Slowly rotating black holes in alternative theories of gravity

TL;DR

This paper derives a general analytic solution for slowly rotating black holes in a broad class of alternative gravity theories, providing formulas for orbital frequencies that can test deviations from General Relativity.

Contribution

It presents the first closed-form stationary, slowly rotating black hole solution in alternative theories with quadratic curvature invariants coupled to a scalar field.

Findings

Explicit formulas for orbital frequency changes at ISCO and light ring

Solution as a deformation of Schwarzschild metric

Potential for testing gravity theories with astrophysical observations

Abstract

We present, in closed analytic form, a general stationary, slowly rotating black hole, which is solution to a large class of alternative theories of gravity in four dimensions. In these theories, the Einstein-Hilbert action is supplemented by all possible quadratic, algebraic curvature invariants coupled to a scalar field. The solution is found as a deformation of the Schwarzschild metric in General Relativity.
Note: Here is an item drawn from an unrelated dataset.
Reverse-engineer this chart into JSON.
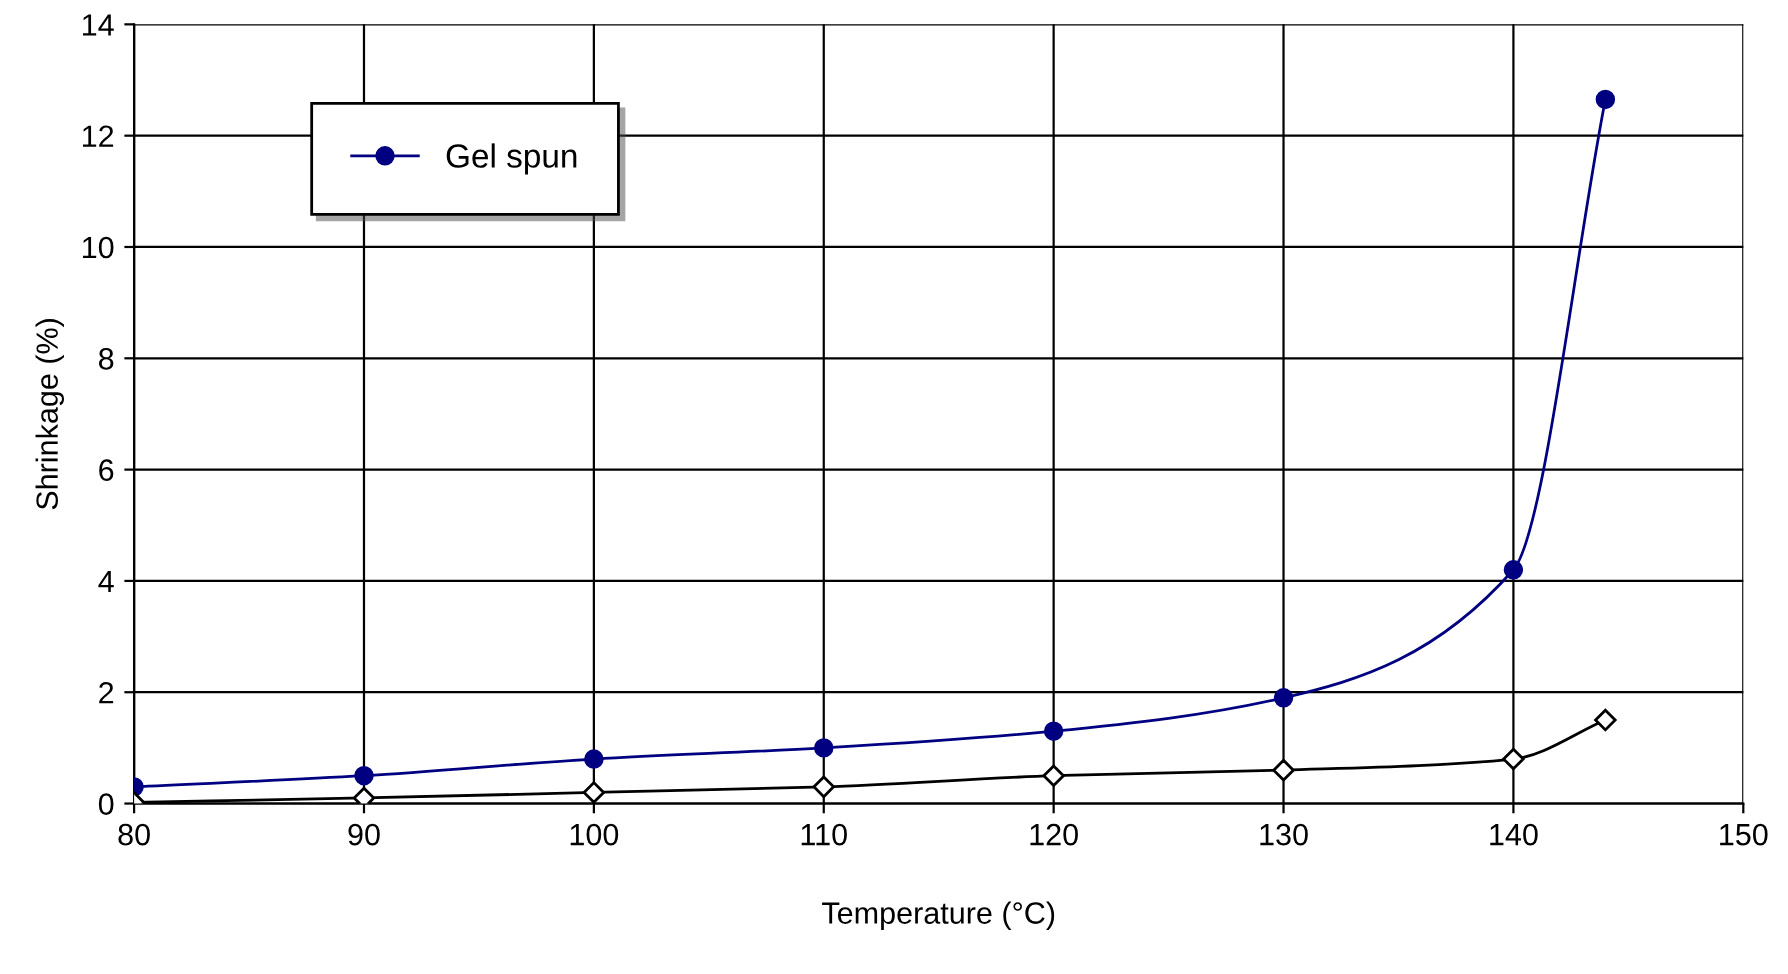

We explicitly derive the changes to the orbital frequency at the innermost stable circular orbit and at the light ring in closed form. These results could be useful when comparing General Relativity against alternative theories by (say) measurements of X-ray emission in accretion disks, or by stellar motion around supermassive black holes. When gravitational-wave astronomy comes into force, strong constraints on the coupling parameters can in principle be made.